One interesting exception to enabling customers to do whatever they want is fraud. Technically, FSIs and fintechs shouldn’t be liable for it, especially with the proliferation of authorized fraud, including by first parties (First-party fraud). Ideally, the industry should create a database of such repeat first-party fraud offenders and report them to authorities for prosecution.
Yet, such a database doesn’t exist in any country. Similar to stores not pursuing repeat offenders of return merchandise, financial services and insurance firms are reluctant to punish customers with bad habits. Revolut is tougher than typical FSIs or fintechs, so they have added novel steps for likely victims (or willing participants) of fraud. It asks them to take a selfie and explicitly acknowledge that they are likely to participate in a scam and won’t expect Revolut to recover their funds.

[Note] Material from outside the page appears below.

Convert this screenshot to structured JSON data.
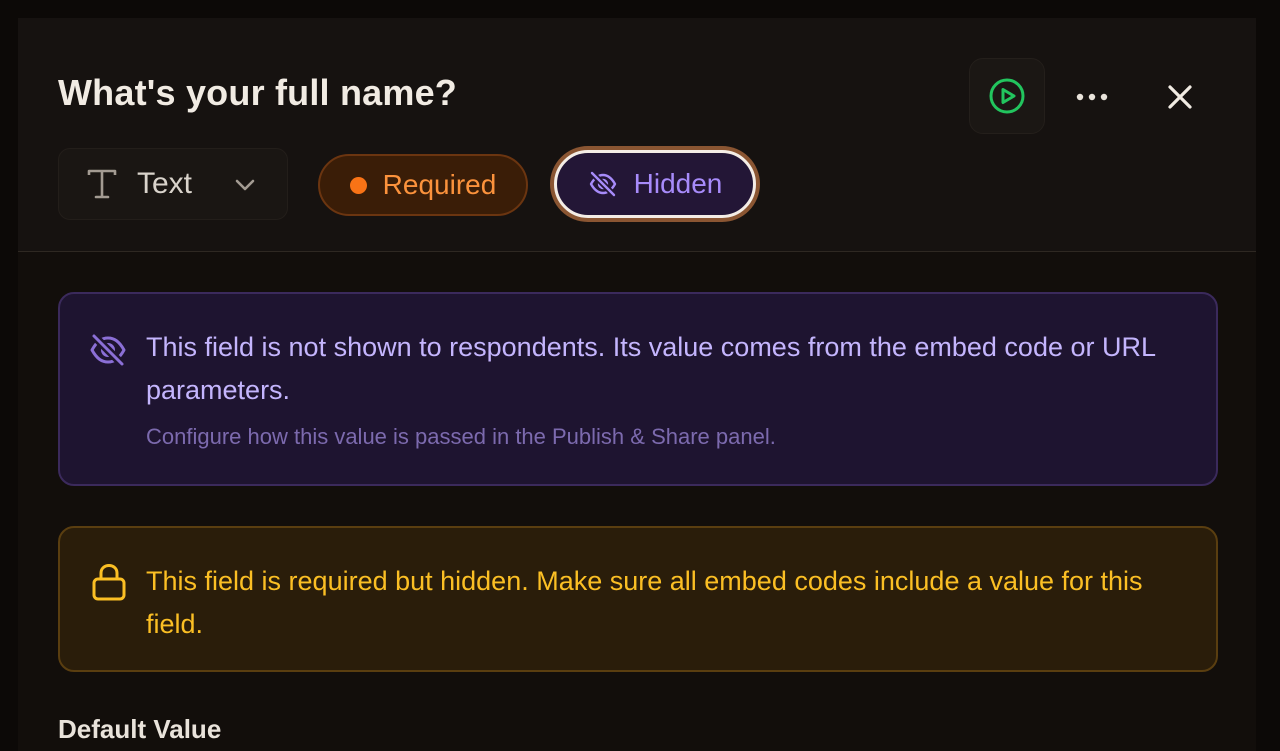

Such proactive behavior correction from FSIs and fintechs is even likelier for products where they don't make money (e.g., domestic payments), and especially for where they are losing money, like home insurance in the US:
P&C carriers are increasingly superseding customer representation of their property, instead using data and analytics to identify behavior gaps and suggest proactive changes. It is becoming common for a customer to receive a list of improvements with a timeline (2-12 months) to fix them, with verification and actions taken without the customer’s direct involvement:
So far, FSIs and fintechs trying such novel techniques to modify client behavior have mostly faced media scrutiny without heavy regulatory intervention. If politicians and regulators stay distracted, we might get to see if such experiments result in both lower losses for companies and better behavior from clients.